Op zijn vrije zondagmiddag hobbelt redactielid Stijn Steenhuis mee in de tweede divisie. Zo soms tikt hij er een column over.
Soms in busjes, veel vaker in auto’s. En als je pech hebt in het kleine, tweedeurs, Peugeot’je van de middenopbouwer. De rit naar de uitwedstrijd in de afdelingsklasse of net iets landelijker is een teleurstellend vermakelijk avontuur.

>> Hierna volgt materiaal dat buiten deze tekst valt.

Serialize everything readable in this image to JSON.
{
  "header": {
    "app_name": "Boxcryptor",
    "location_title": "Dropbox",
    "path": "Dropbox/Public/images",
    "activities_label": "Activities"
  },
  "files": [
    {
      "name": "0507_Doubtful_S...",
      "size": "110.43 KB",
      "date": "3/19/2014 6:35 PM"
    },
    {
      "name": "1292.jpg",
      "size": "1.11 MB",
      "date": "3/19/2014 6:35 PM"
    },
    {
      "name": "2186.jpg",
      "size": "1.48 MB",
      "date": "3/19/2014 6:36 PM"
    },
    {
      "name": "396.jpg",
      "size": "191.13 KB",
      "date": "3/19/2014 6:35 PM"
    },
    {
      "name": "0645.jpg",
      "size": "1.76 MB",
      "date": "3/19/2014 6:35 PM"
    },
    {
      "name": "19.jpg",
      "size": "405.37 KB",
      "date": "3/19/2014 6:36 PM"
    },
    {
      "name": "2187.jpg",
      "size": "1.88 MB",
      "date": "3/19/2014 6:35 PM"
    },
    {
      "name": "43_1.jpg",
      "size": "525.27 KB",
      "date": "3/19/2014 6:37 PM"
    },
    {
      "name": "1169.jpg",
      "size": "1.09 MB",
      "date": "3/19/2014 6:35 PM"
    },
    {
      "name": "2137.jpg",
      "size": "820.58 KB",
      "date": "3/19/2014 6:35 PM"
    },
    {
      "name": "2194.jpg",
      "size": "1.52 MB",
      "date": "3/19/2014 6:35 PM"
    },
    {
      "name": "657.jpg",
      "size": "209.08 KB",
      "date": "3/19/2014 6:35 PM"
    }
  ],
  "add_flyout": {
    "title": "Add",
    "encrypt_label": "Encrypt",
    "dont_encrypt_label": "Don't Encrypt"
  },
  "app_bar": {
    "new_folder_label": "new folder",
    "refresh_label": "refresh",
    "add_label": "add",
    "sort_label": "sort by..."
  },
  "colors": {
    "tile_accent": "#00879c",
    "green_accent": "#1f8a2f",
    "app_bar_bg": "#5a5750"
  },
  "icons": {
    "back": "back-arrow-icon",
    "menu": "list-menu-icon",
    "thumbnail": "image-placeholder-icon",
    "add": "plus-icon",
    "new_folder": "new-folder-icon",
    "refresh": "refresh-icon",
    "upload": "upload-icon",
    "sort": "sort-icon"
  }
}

Het begint bij de besluitvorming wie zijn auto meeneemt. De een kan moeilijk naast iemand plaatsnemen (“Ik ga toch niet naast die gek zitten. Straks meent-ie te moeten inhalen”) en biedt vlug aan te rijden. Er is altijd één iemand die slechts eens in het jaar rijdt. Drie weken voor aanvang van de dichtstbijzijnde uitwedstrijd van het seizoen heeft hij al bekend gemaakt over drie weken wel te willen rijden.
Gehaktstaaf
In een lange lint wordt het dorp verlaten en nog geen kwartier later staat iemand met een pakje peuken bij de eerste pomp langs de snelweg. Dat geeft de bijrijder dan weer de tijd een uitgerangeerde gehaktstaaf in recordtijd naar binnen te werken. De niet-rokers wisselen in de tussentijd kritische blikken uit, terwijl de aanvoerder aangeeft dat het nog minstens een uur rijden is (“Neem de tijd hoor, maar…”).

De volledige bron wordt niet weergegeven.